Mill Town, by Kerri Arsenault: This work of nonfiction opens in 2008, and it was easy for me to imagine the long, arduous process of gathering stories and compiling them as they were still taking shape – I was so impressed thinking about her decades-long process (which is very much part of the book). The “mill town” in question is Mexico, Maine, where Arsenault grew up and where a paper mill operated for many years. Some of the prose is straightforward and factual, but the book is pocketed with sections of incredible description – combinations of words I’ve truly never seen placed together before – that create a coherent mosaic of styles. The writing in these sections is utterly mesmerizing. I don’t think I ever describe writing as breathtaking, and I would gladly describe some of Arsenault’s words in this way. The book’s content is, of course, 90% depressing.

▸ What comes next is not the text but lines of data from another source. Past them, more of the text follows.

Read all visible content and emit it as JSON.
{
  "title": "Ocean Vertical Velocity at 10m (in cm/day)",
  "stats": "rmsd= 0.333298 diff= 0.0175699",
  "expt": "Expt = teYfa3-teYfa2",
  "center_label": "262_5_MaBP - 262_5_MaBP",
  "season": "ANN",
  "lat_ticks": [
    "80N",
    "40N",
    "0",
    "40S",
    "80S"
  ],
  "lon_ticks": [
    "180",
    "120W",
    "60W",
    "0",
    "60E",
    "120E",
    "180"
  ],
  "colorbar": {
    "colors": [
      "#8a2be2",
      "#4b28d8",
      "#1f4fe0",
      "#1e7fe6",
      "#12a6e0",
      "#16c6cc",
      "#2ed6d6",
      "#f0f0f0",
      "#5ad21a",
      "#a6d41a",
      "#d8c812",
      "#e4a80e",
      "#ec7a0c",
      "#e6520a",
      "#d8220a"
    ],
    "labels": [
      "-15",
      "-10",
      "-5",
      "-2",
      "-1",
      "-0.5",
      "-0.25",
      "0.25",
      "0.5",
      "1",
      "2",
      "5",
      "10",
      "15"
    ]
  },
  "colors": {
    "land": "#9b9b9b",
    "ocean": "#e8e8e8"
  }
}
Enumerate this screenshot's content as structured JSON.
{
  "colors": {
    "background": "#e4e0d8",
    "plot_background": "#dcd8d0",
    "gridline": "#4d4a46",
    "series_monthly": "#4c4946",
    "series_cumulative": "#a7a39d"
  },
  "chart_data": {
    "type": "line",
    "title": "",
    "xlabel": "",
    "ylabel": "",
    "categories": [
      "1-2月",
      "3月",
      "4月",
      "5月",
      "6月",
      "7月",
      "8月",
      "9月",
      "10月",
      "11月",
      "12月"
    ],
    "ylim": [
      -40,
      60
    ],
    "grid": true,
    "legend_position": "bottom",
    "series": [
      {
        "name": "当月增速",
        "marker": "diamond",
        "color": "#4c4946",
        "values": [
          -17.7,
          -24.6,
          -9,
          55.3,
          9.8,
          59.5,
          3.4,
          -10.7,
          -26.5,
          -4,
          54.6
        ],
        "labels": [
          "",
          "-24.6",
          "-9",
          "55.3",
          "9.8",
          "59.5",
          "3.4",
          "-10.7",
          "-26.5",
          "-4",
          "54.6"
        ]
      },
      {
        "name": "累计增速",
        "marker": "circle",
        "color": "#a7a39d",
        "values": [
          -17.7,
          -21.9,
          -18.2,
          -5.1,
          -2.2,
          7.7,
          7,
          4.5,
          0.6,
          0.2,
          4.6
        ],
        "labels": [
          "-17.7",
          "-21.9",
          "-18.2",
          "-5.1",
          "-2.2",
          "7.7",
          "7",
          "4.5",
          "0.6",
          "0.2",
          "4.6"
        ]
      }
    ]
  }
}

The Divines, by Ellie Eaton: Is this “dark academia”? I’m not up on literary trends or new categorizations, just as I’m not caught up on the latest neighborhood designations in NYC, but I’ve certainly been reading many novels that take place in high school/college settings…though maybe it was ever thus? (Evergreen?) **After finally Googling “dark academia literature” (I was thinking Secret History but hadn’t gotten much further than that), it’s mainly what I expected – one of the novels from my last post, Catherine House, shows up, as does Trust Exercise, the National Book Award winner that it seems everyone but me loved. Perhaps Oligarchy and The Divines belong to a separate boarding-school (all-girls, specifically) backdropped set of dramas (even The Illness Lesson, which I need to deliver back to the library by hand tomorrow, would figure in here, though set in a much earlier time).

The Perfect World of Miwako Sumida, by Clarissa Goenawan: The atmosphere in this narrative is impeccable, as is the structure (three parts, each from the perspective of a different main character affected by the death of the title character, who remains inscrutable until the end of the novel). The themes of invisibility, being known, and holding onto secrets are drawn out deftly, though I did feel that the story ended more abruptly than it could have. Perhaps I just wanted more.

Writers and Lovers, by Lily King: Before the first chapter had even concluded I’d stopped at least ten times to think, “Damn, I wish I had made that statement.” It’s not just that the writing itself is fantastic, but that these extremely acute observations are scattered so densely throughout the prose. Somehow, when I put this on hold at the library, I had forgotten that Lily King wrote Euphoria. I was thinking of Writers and Lovers as a debut (there is a reference to Sons and Lovers in the first half of the book – I haven’t read it but I’m conjecturing that the similarity in titles means there’s some homage or riff on the D.H. Lawrence in King’s book). My nitpick is that there are a lot of men’s names flung at you in the first few chapters and I couldn’t keep landlord from ex-boyfriend from brother from other ex-boyfriend straight, especially since most of them were not present in the novel’s current time. As it’s set in 1997 with a writer protagonist just three years younger than King herself would have been then…of course I wonder how much is autobiographical. In any case – truly great.